Buy the Rimowa Essential Cabin if:
- You fly 15+ times a year and feel the weight on every trip
- You travel mostly through modern, smooth-floor airports
- The brand visibility matters to you (it's okay to admit it)
- You'll keep it 8-10 years
- You love the look of polished aluminum and accept the dents as character
- You travel a mix of city/airport environments
- $280 in savings buys something else you'd rather have
- You pack lighter and don't max your carry-on weight
- You fly under 10 times a year
- You don't care about brand signaling
- You'd rather spend the difference on the actual trip
Final Verdict
After six weeks, my honest pick is the Rimowa Essential Cabin — but only just, and only because the weight difference is genuinely consequential for how I travel. If you handed me $595 cash and told me to choose between the Away Aluminum and putting the money toward a flight, I'd pick the flight and grab a Samsonite Evolve SE Hardside Expandable Luggage with Spinners on the way to the airport.
These are both great bags. They're also both wildly expensive for what they do. The Rimowa wins on engineering refinement; the Away wins on value within the premium tier. Neither one will make you a better traveler.
Frequently Asked Questions
Does the Away Aluminum still come with a battery? No. Away discontinued the ejectable battery years ago due to airline restrictions. The current Aluminum Edition does not include one.
Will aluminum luggage dent on the first flight? Probably not on the first, but expect cosmetic damage within 3-5 flights. Aluminum dents — that's the trade-off for the look.
Which is lighter, polycarbonate or aluminum luggage? Polycarbonate is significantly lighter — typically 4-6 lbs for a carry-on vs 9-11 lbs for aluminum.

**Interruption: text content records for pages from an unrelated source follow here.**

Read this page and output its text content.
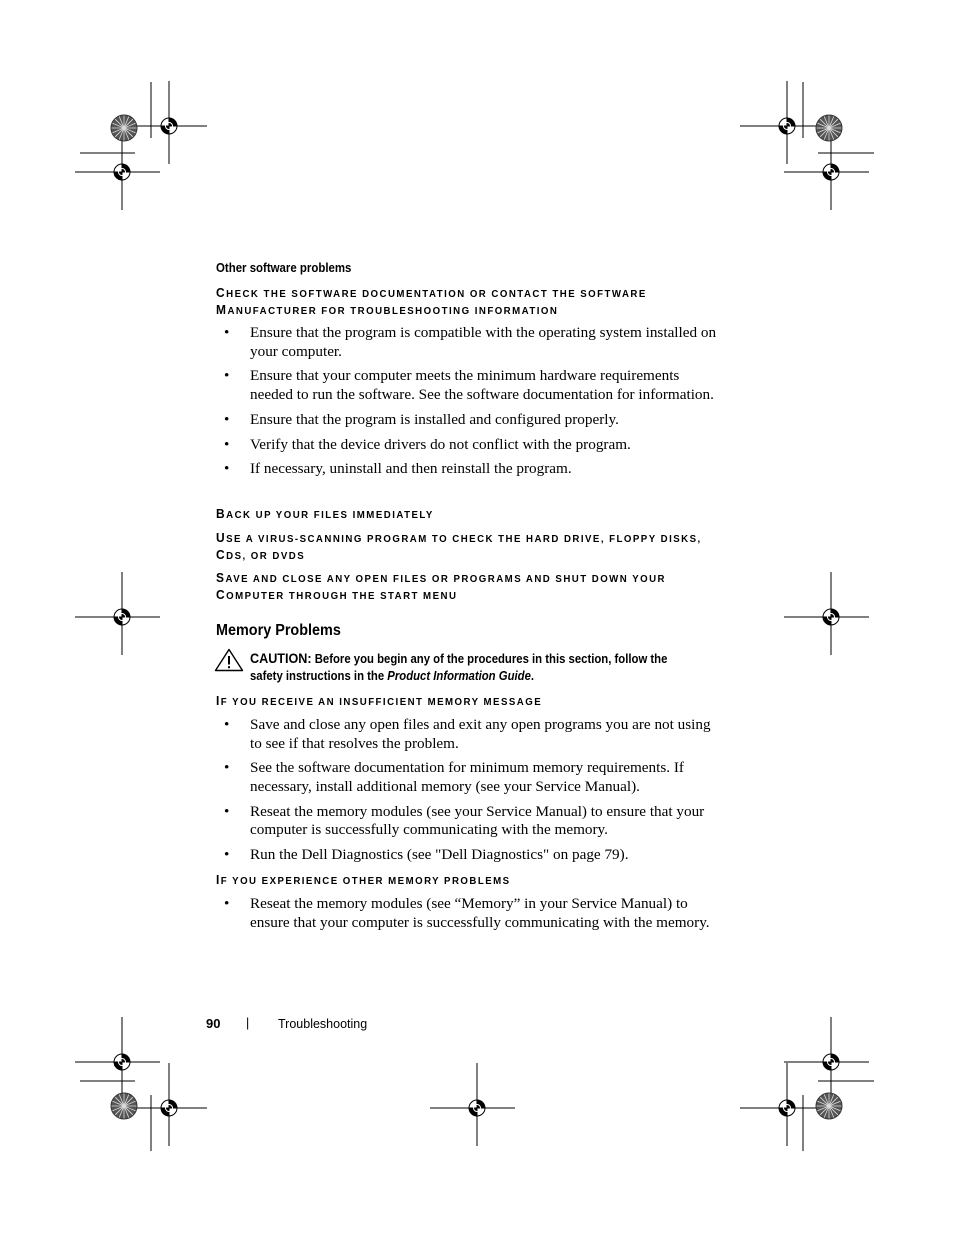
Other software problems
CHECK THE SOFTWARE DOCUMENTATION OR CONTACT THE SOFTWARE
MANUFACTURER FOR TROUBLESHOOTING INFORMATION
• Ensure that the program is compatible with the operating system installed on your computer.
• Ensure that your computer meets the minimum hardware requirements needed to run the software. See the software documentation for information.
• Ensure that the program is installed and configured properly.
• Verify that the device drivers do not conflict with the program.
• If necessary, uninstall and then reinstall the program.
BACK UP YOUR FILES IMMEDIATELY
USE A VIRUS-SCANNING PROGRAM TO CHECK THE HARD DRIVE, FLOPPY DISKS,
CDS, OR DVDS
SAVE AND CLOSE ANY OPEN FILES OR PROGRAMS AND SHUT DOWN YOUR
COMPUTER THROUGH THE START MENU
Memory Problems
CAUTION: Before you begin any of the procedures in this section, follow the
safety instructions in the Product Information Guide.
IF YOU RECEIVE AN INSUFFICIENT MEMORY MESSAGE
• Save and close any open files and exit any open programs you are not using to see if that resolves the problem.
• See the software documentation for minimum memory requirements. If necessary, install additional memory (see your Service Manual).
• Reseat the memory modules (see your Service Manual) to ensure that your computer is successfully communicating with the memory.
• Run the Dell Diagnostics (see "Dell Diagnostics" on page 79).
IF YOU EXPERIENCE OTHER MEMORY PROBLEMS
• Reseat the memory modules (see “Memory” in your Service Manual) to ensure that your computer is successfully communicating with the memory.
90 | Troubleshooting
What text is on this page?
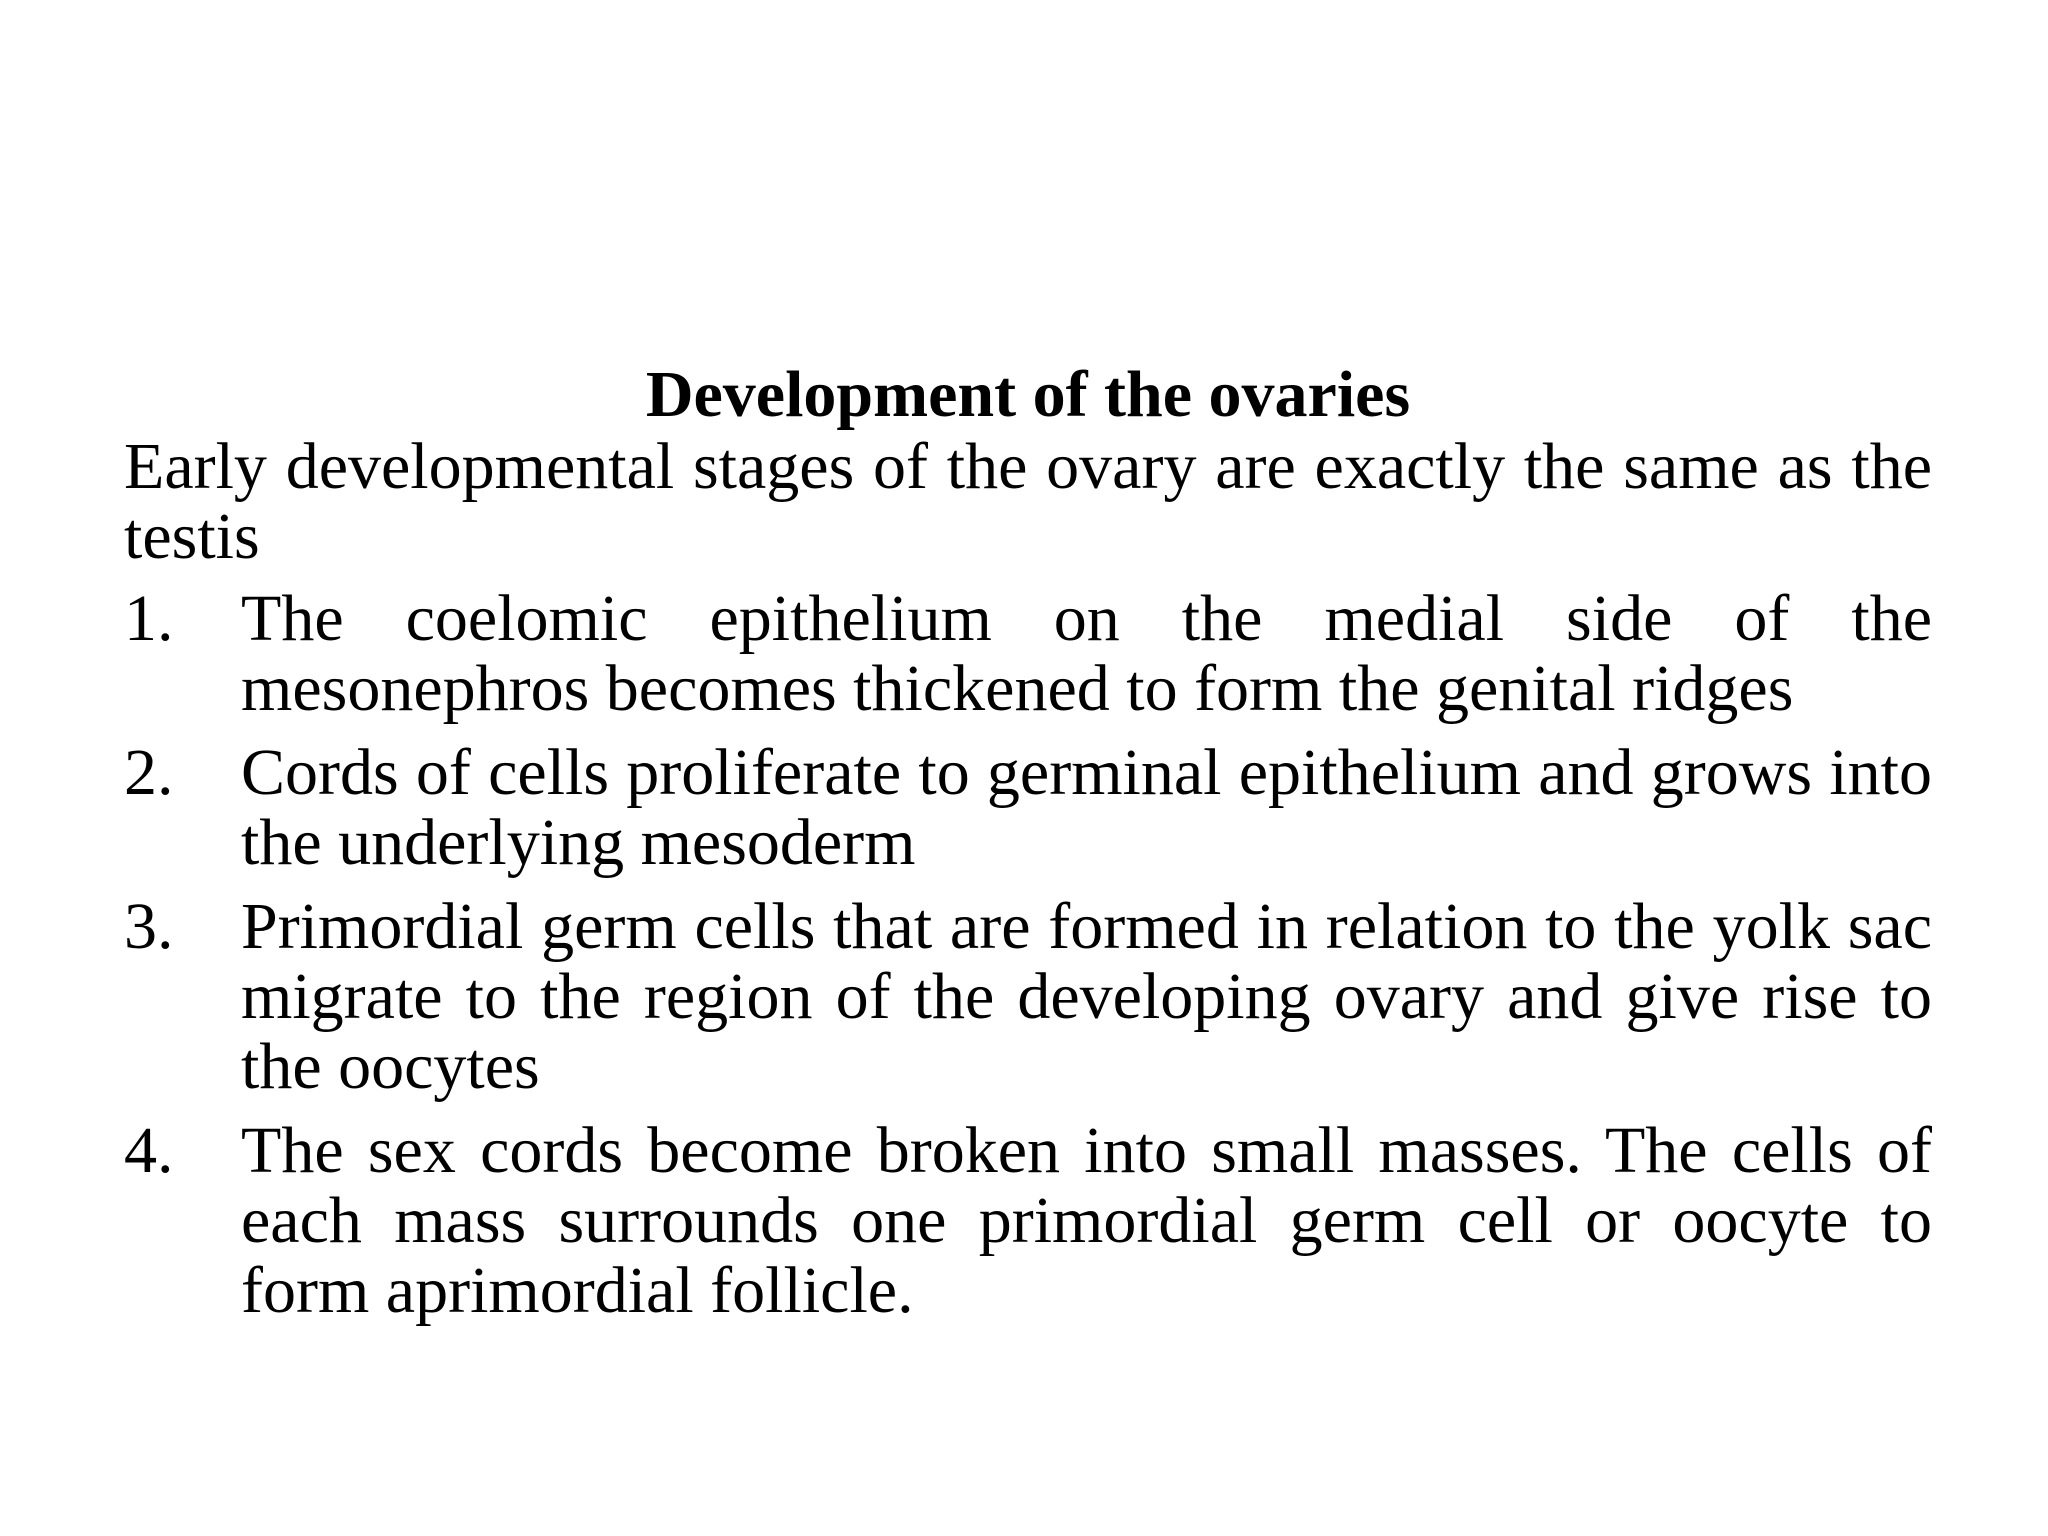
Development of the ovaries

Early developmental stages of the ovary are exactly the same as the testis

1. The coelomic epithelium on the medial side of the mesonephros becomes thickened to form the genital ridges
2. Cords of cells proliferate to germinal epithelium and grows into the underlying mesoderm
3. Primordial germ cells that are formed in relation to the yolk sac migrate to the region of the developing ovary and give rise to the oocytes
4. The sex cords become broken into small masses. The cells of each mass surrounds one primordial germ cell or oocyte to form aprimordial follicle.
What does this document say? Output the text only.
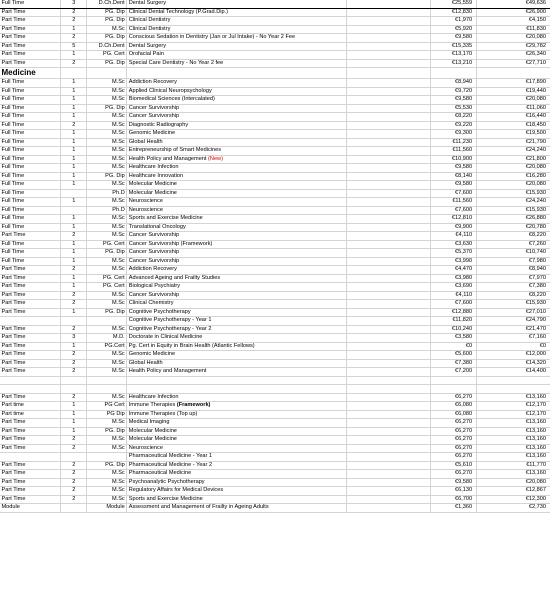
Full Time	3	D.Ch.Dent	Dental Surgery		€25,559	€49,636
Part Time	2	PG. Dip	Clinical Dental Technology (P.Grad.Dip.)		€12,830	€26,900
Part Time	2	PG. Dip	Clinical Dentistry		€1,970	€4,150
Part Time	1	M.Sc	Clinical Dentistry		€5,920	€11,830
Part Time	2	PG. Dip	Conscious Sedation in Dentistry (Jan or Jul Intake) - No Year 2 Fee		€9,580	€20,080
Part Time	5	D.Ch.Dent	Dental Surgery		€15,335	€29,782
Part Time	1	PG. Cert	Orofacial Pain		€13,170	€26,340
Part Time	2	PG. Dip	Special Care Dentistry - No Year 2 fee		€13,210	€27,710
Medicine						
Full Time	1	M.Sc	Addiction Recovery		€8,940	€17,890
Full Time	1	M.Sc	Applied Clinical Neuropsychology		€9,720	€19,440
Full Time	1	M.Sc	Biomedical Sciences (Intercalated)		€9,580	€20,080
Full Time	1	PG. Dip	Cancer Survivorship		€5,530	€11,060
Full Time	1	M.Sc	Cancer Survivorship		€8,220	€16,440
Full Time	2	M.Sc	Diagnostic Radiography		€9,220	€18,450
Full Time	1	M.Sc	Genomic Medicine		€9,300	€19,500
Full Time	1	M.Sc	Global Health		€11,230	€21,790
Full Time	1	M.Sc	Entrepreneurship of Smart Medicines		€11,560	€24,240
Full Time	1	M.Sc	Health Policy and Management (New)		€10,900	€21,800
Full Time	1	M.Sc	Healthcare Infection		€9,580	€20,080
Full Time	1	PG. Dip	Healthcare Innovation		€8,140	€16,280
Full Time	1	M.Sc	Molecular Medicine		€9,580	€20,080
Full Time		Ph.D	Molecular Medicine		€7,600	€15,930
Full Time	1	M.Sc	Neuroscience		€11,560	€24,240
Full Time		Ph.D	Neuroscience		€7,600	€15,930
Full Time	1	M.Sc	Sports and Exercise Medicine		€12,810	€26,880
Full Time	1	M.Sc	Translational Oncology		€9,900	€20,780
Part Time	2	M.Sc	Cancer Survivorship		€4,110	€8,220
Full Time	1	PG. Cert	Cancer Survivorship (Framework)		€3,630	€7,260
Full Time	1	PG. Dip	Cancer Survivorship		€5,370	€10,740
Full Time	1	M.Sc	Cancer Survivorship		€3,990	€7,980
Part Time	2	M.Sc	Addiction Recovery		€4,470	€8,940
Part Time	1	PG. Cert	Advanced Ageing and Frailty Studies		€3,980	€7,970
Part Time	1	PG. Cert	Biological Psychiatry		€3,690	€7,380
Part Time	2	M.Sc	Cancer Survivorship		€4,110	€8,220
Part Time	2	M.Sc	Clinical Chemistry		€7,600	€15,930
Part Time	1	PG. Dip	Cognitive Psychotherapy		€12,880	€27,010
			Cognitive Psychotherapy - Year 1		€11,820	€24,790
Part Time	2	M.Sc	Cognitive Psychotherapy - Year 2		€10,240	€21,470
Part Time	3	M.D.	Doctorate in Clinical Medicine		€3,580	€7,160
Part Time	1	PG.Cert	Pg. Cert in Equity in Brain Health (Atlantic Fellows)		€0	€0
Part Time	2	M.Sc	Genomic Medicine		€5,600	€12,000
Part Time	2	M.Sc	Global Health		€7,380	€14,320
Part Time	2	M.Sc	Health Policy and Management		€7,200	€14,400

Part Time	2	M.Sc	Healthcare Infection		€6,270	€13,160
Part time	1	PG Cert	Immune Therapies (Framework)		€6,080	€12,170
Part time	1	PG Dip	Immune Therapies (Top up)		€6,080	€12,170
Part Time	1	M.Sc	Medical Imaging		€6,270	€13,160
Part Time	1	PG. Dip	Molecular Medicine		€6,270	€13,160
Part Time	2	M.Sc	Molecular Medicine		€6,270	€13,160
Part Time	2	M.Sc	Neuroscience		€6,270	€13,160
			Pharmaceutical Medicine - Year 1		€6,270	€13,160
Part Time	2	PG. Dip	Pharmaceutical Medicine - Year 2		€5,610	€11,770
Part Time	2	M.Sc	Pharmaceutical Medicine		€6,270	€13,160
Part Time	2	M.Sc	Psychoanalytic Psychotherapy		€9,580	€20,080
Part Time	2	M.Sc	Regulatory Affairs for Medical Devices		€6,130	€12,867
Part Time	2	M.Sc	Sports and Exercise Medicine		€6,700	€12,300
Module		Module	Assessment and Management of Frailty in Ageing Adults		€1,360	€2,730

This matters on weight-restricted airlines.
Are there cheaper alternatives that hold up as well? For most travelers, yes. Mid-tier brands like Samsonite, LEVEL8, and others offer 80-90% of the performance at 20-30% of the cost.
What's the best luxury hardside carry-on under $300? Neither Rimowa nor Away qualifies. In that range, look at Travelpro Platinum Elite or Briggs & Riley Sympatico for serious quality.
Do both come with TSA-approved locks? Yes. Both feature integrated TSA-approved combination dial locks.
Sources & Methodology
Pricing verified at official Rimowa.com and AwayTravel.com brand stores, June 2026. Weight measurements taken in-house with calibrated scale. Wheel sourcing confirmed via Hinomoto manufacturer documentation. Customer review averages aggregated from public retailer data (Bloomingdale's, Nordstrom, brand sites) accessed June 2026. Drop test methodology adapted from luggage industry standards used in consumer testing publications.
About the Author
The TrunkCraft editorial team independently researches and hands-on tests luggage, packing organizers, and travel accessories across real-world travel conditions. We buy our test units at retail, run them through documented protocols, and publish what we actually find — including the unflattering parts.
Key Takeaways
- Choosing the right rimowa essential vs away aluminum means matching capacity and output ports to your actual devices
- Always check actual watt-hours (Wh), not just watts — runtime depends on Wh, not peak output
- Also covers: rimowa vs away aluminum suitcase
- Also covers: polycarbonate vs aluminum luggage
- Also covers: best luxury hardside carry on
- Compare price-per-Wh across models to find the best value for your budget
Frequently Asked Questions
What is the best rimowa essential away aluminum edition in 2026?
Based on our hands-on testing, our top picks are Samsonite Evolve SE Hardside Expandable Lugga, LEVEL8 Grace Carry on Luggage Airline Approve. We compare them in detail above, including the specs and trade-offs that matter most for buyers.
What should you look for when buying rimowa essential away aluminum edition?
Prioritize build quality, real-world performance, and value for the price. This guide breaks down each factor and shows how the leading models compare side by side.
Are rimowa essential away aluminum edition worth the money?
For most buyers, the right pick delivers strong long-term value. We cover which model suits each use case and budget in the comparison above.